Volvo’nun yeni gelişmiş hava temizleyici teknolojisi, piyasada bulunan hiçbir otomobilin sahip olmadığı sensör sayesinde havayı PM 2.5 seviyelerinde ölçebiliyor. Bu sayede aracın içindeki hava kalitesini dışarıdaki havaya göre karşılaştırabiliyor.
Peki bu PM 2.5 dediğimiz seviye nedir? PM 2.5, havadaki ince partikül madde miktarını gösteren ve hava kalitesinin ölçülmesinde kullanılan bir ölçüt. Dünya Sağlık Örgütü tarafından da birçok şehirde önerilen seviye PM 2.5 olarak ölçülüyor.
Bu ilkbahardan beri, Ölçeklenebilir Ürün Mimarisine (SPA) üzerinde üretilen 90 ve 60 Serisi Volvo modellerinin tümünde kabindeki ince partikülleri temizleyen gelişmiş hava temizleyici teknolojisi bulunuyor. Sentetik fiber bazlı filtre ve iyonizasyon sayesinde, tüm PM 2.5 parçacıklarının yüzde 95’e kadarı kabin dışında tutuluyor.
Bu, otomobilin içerisindeki hava kalitesini optimize ederek hava kirliliği ve ince partiküllerle ilişkili olumsuz sağlık etkilerini sınırlıyor. Sağlıklı ve temiz hava sürücünün konsantrasyonunu artırmaya yardımcı olduğunu düşünürsek, otomobilin içindeki temiz hava güvenli sürüş açısından da büyük önem taşıyor.
Volvo sahipleri ayrıca yolculuğa çıkmadan önce kabin havasının temizlenmesini sağlamak için Volvo On Call akıllı telefon uygulamasını kullanabiliyor. Uygulama, temizleme işlemi bittikten sonra sürücüye kabin içerisindeki havanın PM 2.5 seviyesini gösteriyor.

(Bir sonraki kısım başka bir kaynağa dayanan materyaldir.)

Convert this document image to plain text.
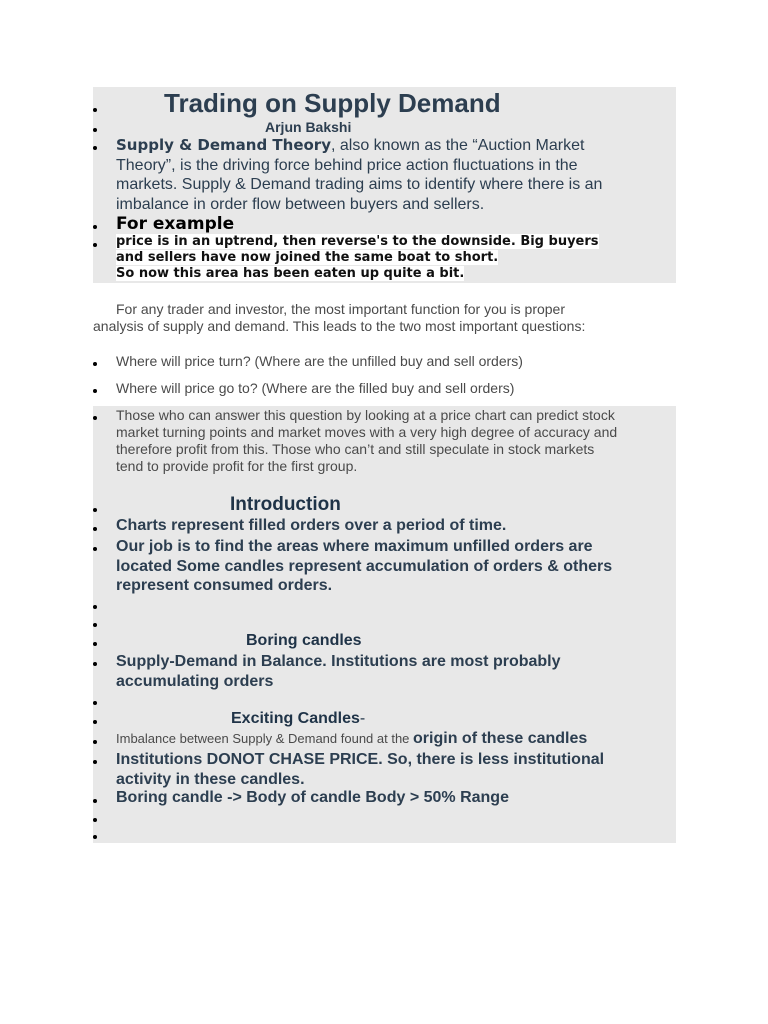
Trading on Supply Demand
Arjun Bakshi
Supply & Demand Theory, also known as the “Auction Market
Theory”, is the driving force behind price action fluctuations in the
markets. Supply & Demand trading aims to identify where there is an
imbalance in order flow between buyers and sellers.
For example
price is in an uptrend, then reverse's to the downside. Big buyers
and sellers have now joined the same boat to short.
So now this area has been eaten up quite a bit.
For any trader and investor, the most important function for you is proper
analysis of supply and demand. This leads to the two most important questions:
Where will price turn? (Where are the unfilled buy and sell orders)
Where will price go to? (Where are the filled buy and sell orders)
Those who can answer this question by looking at a price chart can predict stock
market turning points and market moves with a very high degree of accuracy and
therefore profit from this. Those who can’t and still speculate in stock markets
tend to provide profit for the first group.
Introduction
Charts represent filled orders over a period of time.
Our job is to find the areas where maximum unfilled orders are
located Some candles represent accumulation of orders & others
represent consumed orders.
Boring candles
Supply-Demand in Balance. Institutions are most probably
accumulating orders
Exciting Candles-
Imbalance between Supply & Demand found at the origin of these candles
Institutions DONOT CHASE PRICE. So, there is less institutional
activity in these candles.
Boring candle -> Body of candle Body > 50% Range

Volvo kabin hava kalitesi konusunda kıdemli teknik uzman olan Anders Löfvendahl, “Gelişmiş hava temizleyici teknolojimizle, Volvo’nuzun içinde soluduğunuz havanın daha temiz ve daha sağlıklı olduğundan emin olabilirsiniz. Hem sağlık hem de güvenlik açısından temiz havanın sizin için çok iyi olduğuna inanıyoruz ve bu alandaki sınırları zorlamaya devam edeceğiz” dedi.
Volvo, otomobillerinin içinde gelişmiş hava temizleyici teknolojisinin yanı sıra, başka uygulamalarla da sağlıklı bir ortam yaratmaya çalışıyor. Mühendisler, uzun süredir otomobillerdeki organik maddelerden kaynaklanan emisyonları ortadan kaldırmaya ve iç döşemelerde kullanılan alerjiye neden olabilecek materyallerin kullanım miktarını en aza indirmeye odaklanıyor.
Kabin içinde kullanılan parçalardan ve malzemelerden koku oluşumunu ve emisyonları en aza indirmek için Volvo’ın tedarikçilere uyguladığı çok katı kuralları bulunuyor.
Volvo ayrıca, malzeme kullanımıyla ilgili projelerde çeşitli üniversiteler ve diğer enstitülerle yakın bir şekilde çalışıyor ve iç mekanları için daha katı alerji standartları geliştirerek bunları uygulamaya koyuyor.
Şirkette “The Noses” olarak adlandırılan özel bir koku değerlendirme ekibi, bileşenleri tek tek ve koku emisyonları bakımından otomobilin bütünü seviyesinde test ediyor. Teknolojik gelişmelere rağmen, insan burnu herhangi bir analitik cihazdan çok daha hassas olduğu için bu ekip koku kontrol süreci için vazgeçilmez bir görev üstleniyor.